From a global perspective, only a few production-oriented companies have survived on the road of adhering to their own brand development, while more companies have tasted the sweetness after docking with the dealer’s brand.


OEM benefits:

 

1. OEM can reduce production costs and avoid unnecessary capital investment. The obvious production cost advantage of OEM lies in the supplier's existing production capacity, cheap labor, extensive knowledge structure that can improve production efficiency, and other processing professional details. By reducing production costs in this way, companies can maintain a competitive price advantage in fierce competition while increasing their economic profits. As an OEM demander, by entrusting OEM suppliers who already have production equipment or responsible for providing production equipment and their cheap labor to produce the products they need, there is no need to invest in fixed assets and pay high labor costs for production. , Can also obtain low-cost advantages through OEM processing of traditional products, while focusing on the research and development of new products to maintain their traditional advantages.

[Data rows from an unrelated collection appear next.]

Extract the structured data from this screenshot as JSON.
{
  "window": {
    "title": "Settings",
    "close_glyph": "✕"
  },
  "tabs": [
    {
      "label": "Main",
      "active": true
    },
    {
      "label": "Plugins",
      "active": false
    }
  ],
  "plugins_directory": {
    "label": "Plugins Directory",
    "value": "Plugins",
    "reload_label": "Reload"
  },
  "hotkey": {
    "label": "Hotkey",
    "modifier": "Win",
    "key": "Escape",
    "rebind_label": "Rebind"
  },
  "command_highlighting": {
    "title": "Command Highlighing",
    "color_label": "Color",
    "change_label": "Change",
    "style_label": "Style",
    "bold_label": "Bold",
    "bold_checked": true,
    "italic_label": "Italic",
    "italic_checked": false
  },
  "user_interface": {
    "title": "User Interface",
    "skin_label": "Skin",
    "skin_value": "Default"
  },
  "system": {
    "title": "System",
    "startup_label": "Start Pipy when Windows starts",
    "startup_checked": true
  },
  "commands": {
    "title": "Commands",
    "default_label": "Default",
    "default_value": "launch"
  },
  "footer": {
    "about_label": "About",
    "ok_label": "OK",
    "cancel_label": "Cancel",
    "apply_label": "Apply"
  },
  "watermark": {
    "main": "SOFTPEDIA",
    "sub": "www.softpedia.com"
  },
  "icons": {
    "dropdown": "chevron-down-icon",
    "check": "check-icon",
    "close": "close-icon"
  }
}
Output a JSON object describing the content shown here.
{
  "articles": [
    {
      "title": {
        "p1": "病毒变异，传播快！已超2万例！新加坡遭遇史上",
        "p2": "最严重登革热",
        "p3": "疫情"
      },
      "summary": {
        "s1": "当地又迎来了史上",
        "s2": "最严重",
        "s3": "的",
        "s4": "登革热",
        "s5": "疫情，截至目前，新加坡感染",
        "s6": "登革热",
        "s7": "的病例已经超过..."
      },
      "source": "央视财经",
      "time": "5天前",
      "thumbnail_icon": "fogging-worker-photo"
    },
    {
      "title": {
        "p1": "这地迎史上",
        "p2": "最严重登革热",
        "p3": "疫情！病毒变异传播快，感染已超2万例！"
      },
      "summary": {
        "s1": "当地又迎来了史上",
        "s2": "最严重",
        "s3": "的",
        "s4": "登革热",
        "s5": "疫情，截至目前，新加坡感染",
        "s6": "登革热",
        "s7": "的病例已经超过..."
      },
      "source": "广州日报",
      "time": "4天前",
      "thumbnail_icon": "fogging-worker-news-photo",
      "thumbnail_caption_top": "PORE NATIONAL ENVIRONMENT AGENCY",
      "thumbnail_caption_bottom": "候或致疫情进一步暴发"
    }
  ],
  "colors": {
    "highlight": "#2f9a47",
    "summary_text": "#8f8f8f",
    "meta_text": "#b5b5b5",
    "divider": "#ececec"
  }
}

2. Because it reduces the occupation of production funds by commissioned enterprises, it reduces the risk of market expansion. Compared with self-paving, mergers, joint ventures, and mergers, OEM entrusted processing occupies the least capital for brand companies. Improve the speed of brand enterprises' new products entering the market. "OEM" is a good choice to quickly occupy the market in the short term. It is a good choice to effectively reduce risks without losing the market.


OEM also has risks

 

(A) Legal risk

 

The OEM contracts between our domestic companies are too crude. Foreign brand-name agreements often have a thick copy, from equipment to technology, from standard to quality, from accessories to complete machines, from price to market, from service to maintenance, from delivery cycle to accessories supply years, from From payment to delivery, from inspection to acceptance, we have made very complete requirements to prevent the slightest failure. However, domestic enterprises often do it overnight. This situation can easily lead to increased disputes and conflicts that are difficult to mediate. Therefore, in the operation, we must be careful not to break the contract to take the market and to be shoddy.


 (B) Economic risk

 

Insufficient market forecasting ability. Due to Party A’s insufficient estimation of the market and its own distribution capabilities, Party A cuts orders, and Party B, due to the inertia of Party A’s plan, is difficult to turn around after the market has changed dramatically, resulting in a large backlog of parts and raw materials for Party B. Funds are taken up. Party B's production stability is poor, it is difficult to independently control its own destiny, lacks the stamina for development, and more importantly, it makes less profit. For example, the American "Barbie" toy enters the Chinese market at a price of 329 yuan, and a Chinese manufacturer that processes it only costs 4 yuan for each one processed.


(C) Brand risk

 

Branded companies must be very careful when choosing manufacturers. They must choose those partners with strength and trustworthiness to ensure the quality of their products and enhance their competitiveness in the market.

 

In this case, OEM can feed the enterprise, but it does not necessarily make the enterprise eat well. Because in the development, production, and sales of the product, the profit of the production link is the lowest. When some companies place orders, they will push the price to a very low level. Although the order is large, the profit is very thin, and there is no room for growth. Moreover, when a certain company receives a large order from a certain brand, the factory's production capacity for a certain period of time is also bought out. In this way, its own products cannot be produced, and its brand's influence in the market will be weakened or even disappear.